MAD-teacher Spotlight In Celebration of Black History Month

Every year in February, people in the United States celebrate the achievements and history of African Americans as part of Black History Month. As part of MAD-learn’s Black History Month Celebration, we would like to recognize the hard work and achievements of some of our African-American MAD-teachers who are dedicated to enriching the lives of their students.


Duval County Schools’ GEAR UP School Counselor Traci Zamor is a graduate of the University of South Florida and has been in the field of education for 15 years. Traci supports GEAR UP activities across all seven GEAR UP sites to assist students with promoting to the next grade level. Traci has shared her expertise with others in diverse ways, one of which was at the 2020 NCCEP Conference in a session entitled “Nurturing a College-Going Culture that Ignites Engagement, Involvement, and Buy-In”. She has been a critical part of MAD-learn’s partnership, which began as a summer “virtual camp” and continues as a bi-weekly after-school tech club. She not only brings a huge amount of enthusiasm to the project but also works tirelessly to keep the participants involved and engaged. She obviously appreciates what MAD-learn provides for these high schoolers, and their appreciation of her is obvious in every session. Our partnership with GEAR UP programs across the country has been rewarding for everyone involved, and we thank Ms. Zamor for her love of teaching!
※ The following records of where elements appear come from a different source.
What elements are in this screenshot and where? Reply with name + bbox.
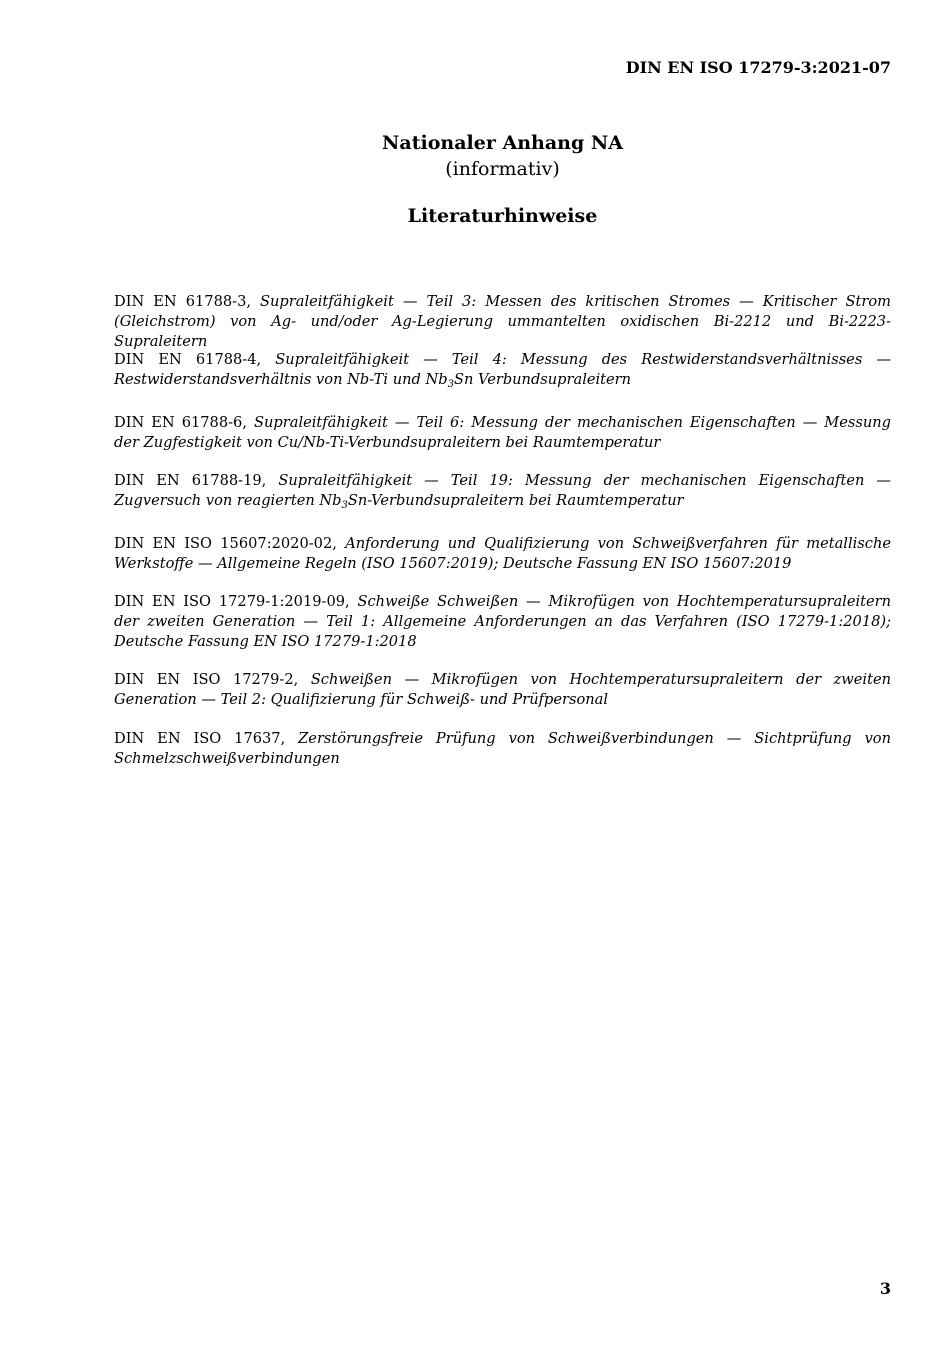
annex-title: Nationaler Anhang NA	[382, 132, 623, 154]
reference-title: Supraleitfähigkeit — Teil 4: Messung des Restwiderstandsverhältnisses — Restwiderstandsverhältnis von Nb-Ti und $Nb_3Sn$ Verbundsupraleitern	[114, 351, 892, 390]
reference-number: DIN EN 61788-4,	[114, 351, 262, 368]
reference-number: DIN EN 61788-19,	[114, 472, 267, 489]
reference-number: DIN EN ISO 15607:2020-02,	[114, 535, 337, 552]
reference-title: Supraleitfähigkeit — Teil 6: Messung der mechanischen Eigenschaften — Messung der Zugfestigkeit von Cu/Nb-Ti-Verbundsupraleitern bei Raumtemperatur	[114, 414, 892, 451]
page-number: 3	[879, 1279, 891, 1298]
reference-item	[114, 471, 891, 511]
reference-number: DIN EN 61788-3,	[114, 293, 251, 310]
reference-number: DIN EN ISO 17279-2,	[114, 671, 299, 688]
annex-subtitle: (informativ)	[445, 158, 560, 180]
reference-title: Schweiße Schweißen — Mikrofügen von Hochtemperatursupraleitern der zweiten Generation — Teil 1: Allgemeine Anforderungen an das Verfahren (ISO 17279-1:2018); Deutsche Fassung EN ISO 17279-1:2018	[114, 593, 892, 650]
reference-item	[114, 670, 891, 710]
reference-title: Supraleitfähigkeit — Teil 19: Messung der mechanischen Eigenschaften — Zugversuch von reagierten $Nb_3Sn$-Verbundsupraleitern bei Raumtemperatur	[114, 472, 891, 511]
reference-number: DIN EN ISO 17279-1:2019-09,	[114, 593, 350, 610]
reference-title: Anforderung und Qualifizierung von Schweißverfahren für metallische Werkstoffe — Allgemeine Regeln (ISO 15607:2019); Deutsche Fassung EN ISO 15607:2019	[114, 535, 891, 572]
bibliography-heading: Literaturhinweise	[407, 205, 598, 227]
annex-heading-block	[0, 130, 950, 182]
reference-title: Supraleitfähigkeit — Teil 3: Messen des kritischen Stromes — Kritischer Strom (Gleichstrom) von Ag- und/oder Ag-Legierung ummantelten oxidischen Bi-2212 und Bi-2223-Supraleitern	[114, 293, 892, 350]
reference-title: Schweißen — Mikrofügen von Hochtemperatursupraleitern der zweiten Generation — Teil 2: Qualifizierung für Schweiß- und Prüfpersonal	[114, 671, 891, 708]
reference-title: Zerstörungsfreie Prüfung von Schweißverbindungen — Sichtprüfung von Schmelzschweißverbindungen	[114, 730, 891, 767]
reference-item	[114, 592, 891, 652]
reference-number: DIN EN ISO 17637,	[114, 730, 286, 747]
reference-item	[114, 729, 891, 769]
reference-item	[114, 350, 891, 390]
document-id: DIN EN ISO 17279-3:2021-07	[625, 58, 891, 77]
reference-item	[114, 292, 891, 352]
reference-item	[114, 534, 891, 574]
reference-number: DIN EN 61788-6,	[114, 414, 247, 431]
reference-item	[114, 413, 891, 453]
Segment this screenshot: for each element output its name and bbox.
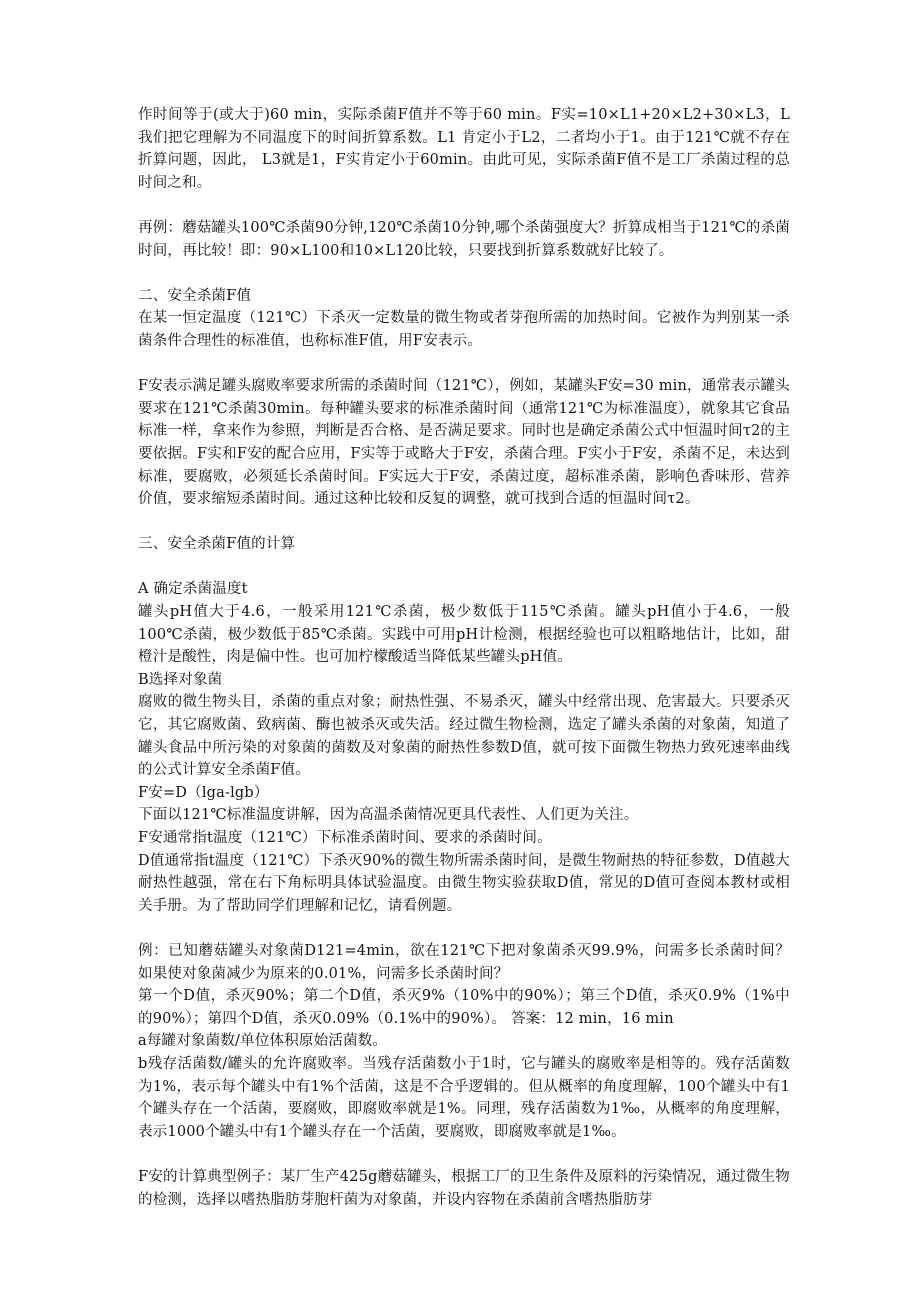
section-safe-f-value xyxy=(138,285,790,353)
paragraph-text: 作时间等于(或大于)60 min，实际杀菌F值并不等于60 min。F实=10×L1+20×L2+30×L3，L我们把它理解为不同温度下的时间折算系数。L1 肯定小于L2，二者均小于1。由于121℃就不存在折算问题，因此， L3就是1，F实肯定小于60min。由此可见，实际杀菌F值不是工厂杀菌过程的总时间之和。 xyxy=(138,107,790,191)
section-heading: 三、安全杀菌F值的计算 xyxy=(138,536,296,553)
paragraph-f-actual xyxy=(138,104,790,194)
paragraph-text: F安的计算典型例子：某厂生产425g蘑菇罐头，根据工厂的卫生条件及原料的污染情况，通过微生物的检测，选择以嗜热脂肪芽胞杆菌为对象菌，并设内容物在杀菌前含嗜热脂肪芽 xyxy=(138,1168,790,1208)
paragraph-text: 再例：蘑菇罐头100℃杀菌90分钟,120℃杀菌10分钟,哪个杀菌强度大？折算成相当于121℃的杀菌时间，再比较！即：90×L100和10×L120比较，只要找到折算系数就好比较了。 xyxy=(138,219,790,259)
subheading-temperature: A 确定杀菌温度t xyxy=(138,581,248,598)
paragraph-typical-example xyxy=(138,1166,790,1211)
formula-f-safe: F安=D（lga-lgb） xyxy=(138,784,269,801)
paragraph-text: F安通常指t温度（121℃）下标准杀菌时间、要求的杀菌时间。 xyxy=(138,830,552,846)
paragraph-f-safe-explanation xyxy=(138,375,790,511)
paragraph-text: a每罐对象菌数/单位体积原始活菌数。 xyxy=(138,1033,388,1050)
paragraph-text: b残存活菌数/罐头的允许腐败率。当残存活菌数小于1时，它与罐头的腐败率是相等的。残存活菌数为1%，表示每个罐头中有1%个活菌，这是不合乎逻辑的。但从概率的角度理解，100个罐头中有1个罐头存在一个活菌，要腐败，即腐败率就是1%。同理，残存活菌数为1‰，从概率的角度理解，表示1000个罐头中有1个罐头存在一个活菌，要腐败，即腐败率就是1‰。 xyxy=(138,1055,790,1140)
paragraph-text: 第一个D值，杀灭90%；第二个D值，杀灭9%（10%中的90%）；第三个D值，杀灭0.9%（1%中的90%）；第四个D值，杀灭0.09%（0.1%中的90%）。 答案：12 min，16 min xyxy=(138,988,790,1027)
section-heading: 二、安全杀菌F值 xyxy=(138,287,252,304)
paragraph-example-mushroom xyxy=(138,217,790,262)
paragraph-text: 在某一恒定温度（121℃）下杀灭一定数量的微生物或者芽孢所需的加热时间。它被作为判别某一杀菌条件合理性的标准值，也称标准F值，用F安表示。 xyxy=(138,310,790,349)
paragraph-calculation-steps xyxy=(138,578,790,917)
section-safe-f-calculation xyxy=(138,533,790,556)
paragraph-text: 腐败的微生物头目，杀菌的重点对象；耐热性强、不易杀灭，罐头中经常出现、危害最大。只要杀灭它，其它腐败菌、致病菌、酶也被杀灭或失活。经过微生物检测，选定了罐头杀菌的对象菌，知道了罐头食品中所污染的对象菌的菌数及对象菌的耐热性参数D值，就可按下面微生物热力致死速率曲线的公式计算安全杀菌F值。 xyxy=(138,694,790,779)
paragraph-text: F安表示满足罐头腐败率要求所需的杀菌时间（121℃），例如，某罐头F安=30 min，通常表示罐头要求在121℃杀菌30min。每种罐头要求的标准杀菌时间（通常121℃为标准温度），就象其它食品标准一样，拿来作为参照，判断是否合格、是否满足要求。同时也是确定杀菌公式中恒温时间τ2的主要依据。F实和F安的配合应用，F实等于或略大于F安，杀菌合理。F实小于F安，杀菌不足，未达到标准，要腐败，必须延长杀菌时间。F实远大于F安，杀菌过度，超标准杀菌，影响色香味形、营养价值，要求缩短杀菌时间。通过这种比较和反复的调整，就可找到合适的恒温时间τ2。 xyxy=(138,378,790,508)
paragraph-text: 下面以121℃标准温度讲解，因为高温杀菌情况更具代表性、人们更为关注。 xyxy=(138,807,639,824)
paragraph-text: 罐头pH值大于4.6，一般采用121℃杀菌，极少数低于115℃杀菌。罐头pH值小于4.6，一般100℃杀菌，极少数低于85℃杀菌。实践中可用pH计检测，根据经验也可以粗略地估计，比如，甜橙汁是酸性，肉是偏中性。也可加柠檬酸适当降低某些罐头pH值。 xyxy=(138,604,790,666)
subheading-target-organism: B选择对象菌 xyxy=(138,671,223,688)
paragraph-text: D值通常指t温度（121℃）下杀灭90%的微生物所需杀菌时间，是微生物耐热的特征参数，D值越大耐热性越强，常在右下角标明具体试验温度。由微生物实验获取D值，常见的D值可查阅本教材或相关手册。为了帮助同学们理解和记忆，请看例题。 xyxy=(138,852,790,914)
paragraph-example-d121 xyxy=(138,940,790,1143)
paragraph-text: 例：已知蘑菇罐头对象菌D121=4min，欲在121℃下把对象菌杀灭99.9%，问需多长杀菌时间？如果使对象菌减少为原来的0.01%，问需多长杀菌时间？ xyxy=(138,942,790,982)
document-page xyxy=(138,104,790,1211)
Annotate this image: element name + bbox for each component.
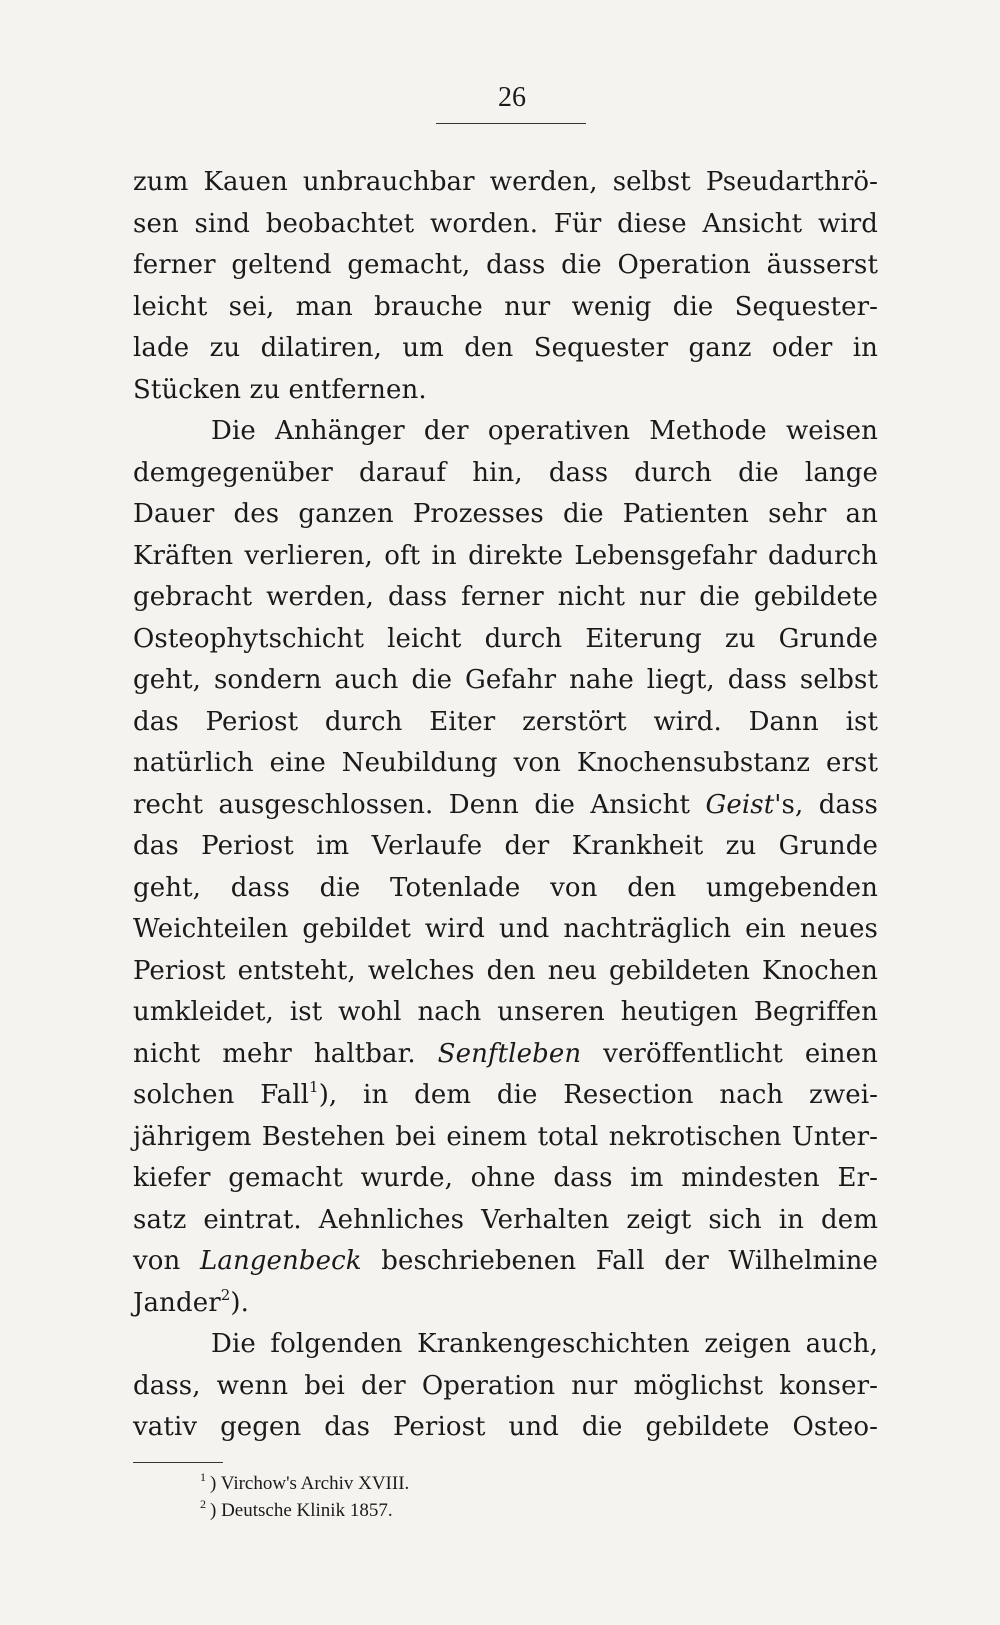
text-run: geht, dass die Totenlade von den umgebenden: [133, 872, 878, 903]
text-line: [133, 785, 878, 827]
author-name: Senftleben: [437, 1038, 582, 1069]
text-run: Kräften verlieren, oft in direkte Lebensgefahr dadurch: [133, 540, 878, 571]
text-line: [133, 411, 878, 453]
text-run: Stücken zu entfernen.: [133, 374, 427, 405]
text-run: Die folgenden Krankengeschichten zeigen auch,: [211, 1329, 878, 1359]
text-line: [133, 1324, 878, 1366]
footnote-text: ) Deutsche Klinik 1857.: [210, 1500, 393, 1521]
text-line: [133, 1407, 878, 1449]
text-line: [133, 1241, 878, 1283]
text-run: von: [133, 1246, 200, 1276]
text-run: vativ gegen das Periost und die gebildete Osteo-: [133, 1412, 878, 1442]
text-run: jährigem Bestehen bei einem total nekrotischen Unter-: [133, 1121, 878, 1152]
author-name: Geist: [705, 789, 775, 820]
text-line: [133, 328, 878, 370]
text-run: ), in dem die Resection nach zwei-: [318, 1080, 878, 1110]
footnote-mark: 1: [200, 1470, 206, 1484]
footnote: [200, 1497, 700, 1524]
footnote-rule: [133, 1462, 223, 1463]
text-line: [133, 702, 878, 744]
text-run: solchen Fall: [133, 1080, 310, 1110]
text-run: nicht mehr haltbar.: [133, 1038, 438, 1069]
text-run: ferner geltend gemacht, dass die Operation äusserst: [133, 250, 878, 280]
text-line: [133, 1117, 878, 1159]
text-line: [133, 453, 878, 495]
footnote-reference: 2: [220, 1285, 231, 1304]
text-run: Jander: [133, 1287, 221, 1318]
text-run: veröffentlicht einen: [581, 1038, 878, 1069]
text-line: [133, 951, 878, 993]
text-line: [133, 204, 878, 246]
text-run: recht ausgeschlossen. Denn die Ansicht: [133, 789, 706, 820]
text-run: lade zu dilatiren, um den Sequester ganz oder in: [133, 333, 878, 363]
text-run: sen sind beobachtet worden. Für diese Ansicht wird: [133, 208, 878, 239]
text-line: [133, 162, 878, 204]
footnote-text: ) Virchow's Archiv XVIII.: [210, 1473, 410, 1494]
text-line: [133, 1158, 878, 1200]
text-line: [133, 1283, 878, 1325]
text-run: dass, wenn bei der Operation nur möglichst konser-: [133, 1370, 878, 1401]
text-run: zum Kauen unbrauchbar werden, selbst Pseudarthrö-: [133, 167, 878, 197]
text-line: [133, 743, 878, 785]
text-run: beschriebenen Fall der Wilhelmine: [361, 1246, 878, 1276]
text-run: 's, dass: [774, 789, 878, 820]
text-line: [133, 1075, 878, 1117]
text-run: leicht sei, man brauche nur wenig die Sequester-: [133, 291, 878, 322]
text-run: demgegenüber darauf hin, dass durch die lange: [133, 457, 878, 488]
text-line: [133, 826, 878, 868]
text-run: natürlich eine Neubildung von Knochensubstanz erst: [133, 748, 878, 778]
text-run: Dauer des ganzen Prozesses die Patienten sehr an: [133, 499, 878, 529]
text-line: [133, 1200, 878, 1242]
text-run: satz eintrat. Aehnliches Verhalten zeigt sich in dem: [133, 1204, 878, 1235]
text-run: Weichteilen gebildet wird und nachträglich ein neues: [133, 914, 878, 944]
text-line: [133, 370, 878, 412]
text-run: umkleidet, ist wohl nach unseren heutigen Begriffen: [133, 997, 878, 1027]
page-number: 26: [498, 82, 526, 113]
text-line: [133, 494, 878, 536]
text-run: ).: [230, 1287, 249, 1318]
text-line: [133, 577, 878, 619]
text-line: [133, 619, 878, 661]
header-rule: [436, 123, 586, 124]
text-line: [133, 909, 878, 951]
text-run: gebracht werden, dass ferner nicht nur die gebildete: [133, 582, 878, 612]
text-line: [133, 992, 878, 1034]
text-run: kiefer gemacht wurde, ohne dass im mindesten Er-: [133, 1163, 878, 1193]
text-run: das Periost durch Eiter zerstört wird. Dann ist: [133, 706, 878, 737]
footnote-reference: 1: [309, 1078, 319, 1096]
author-name: Langenbeck: [199, 1246, 362, 1276]
text-run: Die Anhänger der operativen Methode weisen: [211, 416, 878, 446]
text-line: [133, 245, 878, 287]
text-line: [133, 287, 878, 329]
text-line: [133, 868, 878, 910]
text-run: Periost entsteht, welches den neu gebildeten Knochen: [133, 955, 878, 986]
text-line: [133, 1034, 878, 1076]
text-run: Osteophytschicht leicht durch Eiterung zu Grunde: [133, 623, 878, 654]
text-line: [133, 660, 878, 702]
body-text: [133, 162, 878, 1449]
text-run: geht, sondern auch die Gefahr nahe liegt, dass selbst: [133, 665, 878, 695]
text-line: [133, 1366, 878, 1408]
footnote-mark: 2: [200, 1497, 206, 1511]
footnotes: [200, 1470, 700, 1524]
text-line: [133, 536, 878, 578]
text-run: das Periost im Verlaufe der Krankheit zu Grunde: [133, 831, 878, 861]
footnote: [200, 1470, 700, 1497]
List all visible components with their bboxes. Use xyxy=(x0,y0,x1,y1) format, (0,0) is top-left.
It is said that “Persistence is most often the key to long-term success. This has been demonstrated perhaps nowhere else as it has at Jupiter Middle School in Florida, under the leadership of Irma Dixon who has put forth a strong and consistent effort to make sure that not only her students “get” MAD-learn but that she does, as well.” It has been a joy to see all the amazing apps her students have created to address social issues and overall effect positive change in our world. MAD-learn truly appreciates Irma’s hard work and determination in the classroom and beyond.


Oceanside Middle School (NY) math teacher Kimberly Epps has been a true partner and visionary educator who has had great success in bringing the MAD-learn program into the core curriculum. In a May 2021 blog, Kimberly talked at length about the value of MAD-learn. “As a mathematics teacher with several years of teaching experience, I have always made it my goal to explore the use of various tools that make learning fun for my students.  One such educational tool is MAD-learn…” adding “In order for MAD- learn to impact my teaching, it had to first impact me and it did.  This program has all of the characteristics to help develop the character of a student.  An app creator must be analytical, organized, create, communicate effectively, able to work in a team, and persevering.  The biggest issue for students is developing creativity skills and patience in planning their projects.  They learn how and why planning is so important and learn to appreciate the process.” You can read more about Kimberly and her thoughts about MAD-learn by reading her blog entry from earlier in the year. She defines what true partnership means, and we appreciate her efforts!


It has been said that the quality of a teacher is best measured by the outcomes realized by her students. Lawanda Stephens-Sanford, from Arabia Mountain High School near Atlanta, is a testament to this. We had the honor of serving on judging panels for a virtual set of Shark Tanks in which her students shared their work in an authentic “pitch” situation. We were impressed not only by the apps they created but by how they presented themselves in such a professional manner. These qualities are part of what Lawanda expects of her students, beyond attention to working at their highest level. A Marine Corps veteran, Lawanda also spent 23 years in health care before becoming a teacher. She refers to her current career as “not only my passion but my calling”. She further said, “I love learning and I love teaching and helping others in the classroom and in ministry.” As for using MAD-learn, she shared that “[the] experience has stretched me because it’s gotten me out of my comfort zone and encourages me to try new things and to be creative. I enjoy sharing MAD-learn with the students because I’m able to stretch them as well. Allowing students to see the [MAD-learn] team in person or virtually in the Shark Tank or in the classroom gives them hope and helps them connect with something real from a business or app perspective.” Lawanda added, “Thank you for introducing MAD-learn to me and for having such an awesome tool to engage students and help them to think creatively.”


Alisa Wright’s Roosevelt Middle School (Palm Beach) students have created nearly 100 apps in just the second half of the school year. These apps have covered a wide range of topics, though many are of a social entrepreneurial bent. Alisa’s energy, positive attitude, and involvement make her a valued member of her school, as well as to us here at MAD-learn. Brad Henry once said,  “A good teacher can inspire hope, ignite the imagination, and instill a love of learning.” – and that is what Alisa is doing. We appreciate all her efforts.


Gwendolyn Reynolds of Avondale Elementary School is committed to the success of all her students and goes above and beyond to ensure that students are engaged and thinking outside the box in fun, meaningful ways. She used MAD-learn in an after-school flash app class.  Within her classroom, she had between 2nd-5th graders.  Principal Dr. Dontae Andrews said he was very impressed by how engaged his students were. We applaud her enthusiasm and dedication to teaching.


These are just a few examples of the amazing work that our Black MAD-teachers are doing in the classroom. The entire MAD-learn team would like to say a big THANK YOU to you for all you do. YOU ROCK!